Of course, since the movie runs a little less than 2hrs, which is a paltry sum compared to the nigh-on 10hrs worth of TV episodes, there are a number of secondary characters who either lose a lot of their importance or simply don’t appear at all. Soldier Blue, Matsuka and especially Shiroei show up for little more than confusing cameo roles before being cast aside, while Swena is no where to be found at all. Thankfully, Keith was as interesting as I remembered him; a callous monster willing to commit mass-genocide while his lonely soul gradually discovers empathy in the Mu’s struggle for peace.
The end of both versions is very similar, though if just for clarity’s sake, I prefer the epilogue of the film which better explains the purpose of the Mu. They are created and allowed to live, despite ostensibly being hunted, because potentially, they represent the next stage in man’s evolution. Butchering the Mu at birth could be seen as akin to forsaking humanity’s future and condemning the next generation to weakness; forever mollycoddled by the all-powerful computer system that’s simply maintaining the status quo. That the Mu survives given a slim chance, and begins to thrive in the face of such odds suggests, as Darwin’s Law would have it, that they are the future.

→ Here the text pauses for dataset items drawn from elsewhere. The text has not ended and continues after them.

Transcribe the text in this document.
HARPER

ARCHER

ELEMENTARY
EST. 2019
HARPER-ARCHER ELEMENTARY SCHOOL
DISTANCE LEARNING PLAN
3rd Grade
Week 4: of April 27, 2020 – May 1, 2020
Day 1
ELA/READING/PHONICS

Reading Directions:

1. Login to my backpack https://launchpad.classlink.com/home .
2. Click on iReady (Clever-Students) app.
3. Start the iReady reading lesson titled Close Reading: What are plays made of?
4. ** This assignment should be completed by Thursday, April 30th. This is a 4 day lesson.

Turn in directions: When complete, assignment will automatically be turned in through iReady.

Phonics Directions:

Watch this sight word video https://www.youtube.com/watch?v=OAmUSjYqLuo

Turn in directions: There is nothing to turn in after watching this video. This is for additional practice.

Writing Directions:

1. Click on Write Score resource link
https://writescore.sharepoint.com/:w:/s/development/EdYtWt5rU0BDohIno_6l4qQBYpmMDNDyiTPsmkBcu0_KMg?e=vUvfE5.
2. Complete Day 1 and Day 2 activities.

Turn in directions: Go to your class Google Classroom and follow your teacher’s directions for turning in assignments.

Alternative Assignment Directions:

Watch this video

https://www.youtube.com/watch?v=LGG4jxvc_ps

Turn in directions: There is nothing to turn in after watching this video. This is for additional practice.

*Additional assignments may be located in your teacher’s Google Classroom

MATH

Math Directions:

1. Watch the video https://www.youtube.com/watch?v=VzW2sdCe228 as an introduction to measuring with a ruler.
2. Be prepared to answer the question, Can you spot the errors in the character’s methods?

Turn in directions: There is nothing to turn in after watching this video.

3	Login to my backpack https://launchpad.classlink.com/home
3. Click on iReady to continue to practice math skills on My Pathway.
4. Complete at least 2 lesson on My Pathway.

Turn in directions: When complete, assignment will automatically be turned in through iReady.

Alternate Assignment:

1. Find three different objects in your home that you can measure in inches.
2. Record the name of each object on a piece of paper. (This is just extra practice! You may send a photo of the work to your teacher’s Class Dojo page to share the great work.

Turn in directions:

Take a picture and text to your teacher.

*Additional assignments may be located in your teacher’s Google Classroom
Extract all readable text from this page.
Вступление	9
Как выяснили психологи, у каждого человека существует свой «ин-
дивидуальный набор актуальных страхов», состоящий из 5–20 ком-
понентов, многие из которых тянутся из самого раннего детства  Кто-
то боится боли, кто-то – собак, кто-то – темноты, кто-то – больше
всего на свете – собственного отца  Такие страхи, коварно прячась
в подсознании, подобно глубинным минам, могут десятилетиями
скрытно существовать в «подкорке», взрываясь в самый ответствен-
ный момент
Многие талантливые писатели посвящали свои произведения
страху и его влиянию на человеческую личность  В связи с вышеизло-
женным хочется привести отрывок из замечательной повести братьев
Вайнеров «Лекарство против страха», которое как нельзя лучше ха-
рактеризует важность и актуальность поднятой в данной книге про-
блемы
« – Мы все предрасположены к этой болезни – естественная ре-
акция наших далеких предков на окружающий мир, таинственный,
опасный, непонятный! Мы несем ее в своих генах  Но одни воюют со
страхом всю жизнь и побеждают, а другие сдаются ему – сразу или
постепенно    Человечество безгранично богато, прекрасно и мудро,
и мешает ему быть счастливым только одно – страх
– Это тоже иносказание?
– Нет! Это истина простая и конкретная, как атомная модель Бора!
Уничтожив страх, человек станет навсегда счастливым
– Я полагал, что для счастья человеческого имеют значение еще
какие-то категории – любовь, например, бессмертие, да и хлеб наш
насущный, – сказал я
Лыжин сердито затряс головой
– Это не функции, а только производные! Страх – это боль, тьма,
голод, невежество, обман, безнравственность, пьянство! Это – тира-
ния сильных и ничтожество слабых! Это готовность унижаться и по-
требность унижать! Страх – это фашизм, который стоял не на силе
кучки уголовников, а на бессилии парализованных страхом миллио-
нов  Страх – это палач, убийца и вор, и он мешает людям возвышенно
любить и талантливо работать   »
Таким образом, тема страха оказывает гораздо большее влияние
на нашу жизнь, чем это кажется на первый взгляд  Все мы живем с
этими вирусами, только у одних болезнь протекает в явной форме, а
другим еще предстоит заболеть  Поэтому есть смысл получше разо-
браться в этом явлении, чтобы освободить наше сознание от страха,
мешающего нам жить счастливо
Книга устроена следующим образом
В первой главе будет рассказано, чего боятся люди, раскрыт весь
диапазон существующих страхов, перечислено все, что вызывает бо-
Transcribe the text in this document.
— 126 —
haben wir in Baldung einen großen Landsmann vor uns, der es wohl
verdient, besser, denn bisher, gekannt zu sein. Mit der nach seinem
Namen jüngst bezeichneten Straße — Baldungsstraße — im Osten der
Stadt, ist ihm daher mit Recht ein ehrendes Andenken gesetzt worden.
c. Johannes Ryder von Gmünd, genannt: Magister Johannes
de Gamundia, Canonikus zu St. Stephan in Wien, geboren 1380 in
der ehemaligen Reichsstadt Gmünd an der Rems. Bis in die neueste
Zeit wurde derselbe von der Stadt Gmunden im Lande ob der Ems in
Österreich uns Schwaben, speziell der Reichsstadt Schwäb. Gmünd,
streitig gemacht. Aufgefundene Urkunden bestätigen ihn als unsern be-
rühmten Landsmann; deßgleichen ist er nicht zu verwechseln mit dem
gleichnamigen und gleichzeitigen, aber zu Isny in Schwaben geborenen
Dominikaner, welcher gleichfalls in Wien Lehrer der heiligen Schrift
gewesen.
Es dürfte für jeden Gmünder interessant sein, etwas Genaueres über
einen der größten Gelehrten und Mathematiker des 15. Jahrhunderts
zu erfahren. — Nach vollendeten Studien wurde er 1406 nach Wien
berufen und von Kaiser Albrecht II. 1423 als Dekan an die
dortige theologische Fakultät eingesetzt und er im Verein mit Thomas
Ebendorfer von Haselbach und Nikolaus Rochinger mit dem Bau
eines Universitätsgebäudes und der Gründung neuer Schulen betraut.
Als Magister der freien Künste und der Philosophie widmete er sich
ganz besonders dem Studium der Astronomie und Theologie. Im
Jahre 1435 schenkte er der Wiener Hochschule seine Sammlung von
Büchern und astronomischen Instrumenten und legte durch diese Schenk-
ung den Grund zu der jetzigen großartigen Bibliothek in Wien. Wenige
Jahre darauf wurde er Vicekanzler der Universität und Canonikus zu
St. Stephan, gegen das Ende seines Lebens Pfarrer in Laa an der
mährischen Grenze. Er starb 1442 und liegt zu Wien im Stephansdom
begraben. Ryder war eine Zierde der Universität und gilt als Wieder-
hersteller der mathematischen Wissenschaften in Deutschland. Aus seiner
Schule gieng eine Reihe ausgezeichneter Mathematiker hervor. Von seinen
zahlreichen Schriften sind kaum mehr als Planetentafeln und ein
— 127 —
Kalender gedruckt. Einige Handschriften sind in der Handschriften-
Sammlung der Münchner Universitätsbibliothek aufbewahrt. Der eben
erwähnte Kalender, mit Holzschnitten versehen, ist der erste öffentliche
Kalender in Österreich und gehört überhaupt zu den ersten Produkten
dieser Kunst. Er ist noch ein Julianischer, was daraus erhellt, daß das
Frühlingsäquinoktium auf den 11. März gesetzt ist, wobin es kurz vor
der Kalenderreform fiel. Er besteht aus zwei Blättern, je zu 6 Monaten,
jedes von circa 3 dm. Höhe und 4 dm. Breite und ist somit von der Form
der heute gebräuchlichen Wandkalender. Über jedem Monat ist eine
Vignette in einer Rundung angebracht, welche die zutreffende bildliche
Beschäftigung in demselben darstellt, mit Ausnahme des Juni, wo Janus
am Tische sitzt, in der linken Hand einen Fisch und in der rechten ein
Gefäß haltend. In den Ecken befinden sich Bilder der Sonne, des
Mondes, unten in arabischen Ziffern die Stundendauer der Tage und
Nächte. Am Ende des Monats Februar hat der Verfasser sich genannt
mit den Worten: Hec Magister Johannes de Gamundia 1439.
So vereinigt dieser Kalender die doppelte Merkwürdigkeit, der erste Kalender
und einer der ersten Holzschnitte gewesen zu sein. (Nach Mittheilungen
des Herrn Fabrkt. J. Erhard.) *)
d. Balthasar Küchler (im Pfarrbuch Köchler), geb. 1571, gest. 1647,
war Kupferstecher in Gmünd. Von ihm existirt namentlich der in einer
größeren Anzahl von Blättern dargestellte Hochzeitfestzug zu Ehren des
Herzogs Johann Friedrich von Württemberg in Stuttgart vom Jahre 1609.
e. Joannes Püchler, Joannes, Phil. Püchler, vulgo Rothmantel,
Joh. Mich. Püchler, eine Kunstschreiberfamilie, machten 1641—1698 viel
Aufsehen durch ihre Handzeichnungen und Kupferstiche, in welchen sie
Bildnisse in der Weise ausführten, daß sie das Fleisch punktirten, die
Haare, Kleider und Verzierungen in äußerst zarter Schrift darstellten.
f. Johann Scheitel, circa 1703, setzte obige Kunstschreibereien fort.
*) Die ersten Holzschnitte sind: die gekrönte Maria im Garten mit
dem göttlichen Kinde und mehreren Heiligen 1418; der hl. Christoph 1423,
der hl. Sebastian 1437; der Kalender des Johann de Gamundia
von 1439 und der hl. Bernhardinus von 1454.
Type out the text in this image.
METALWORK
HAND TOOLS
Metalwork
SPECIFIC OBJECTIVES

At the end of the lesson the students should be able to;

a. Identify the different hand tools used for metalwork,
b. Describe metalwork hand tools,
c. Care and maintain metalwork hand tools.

There is so much more to say about the story, but I’ll leave it at that until I get around to reading Keiko Takemiya’s award-winning original manga too. Along with several others, she pioneered shojo manga and it amazes me to think she started writing this in 1977 (and finished in 1980); it’s so old and yet, I love it; completely and utterly. Be it 1980 or 2008, To Terra…. is just a wonderful story, a timeless one, even, that I can always watch or read and be completely lost in imagination.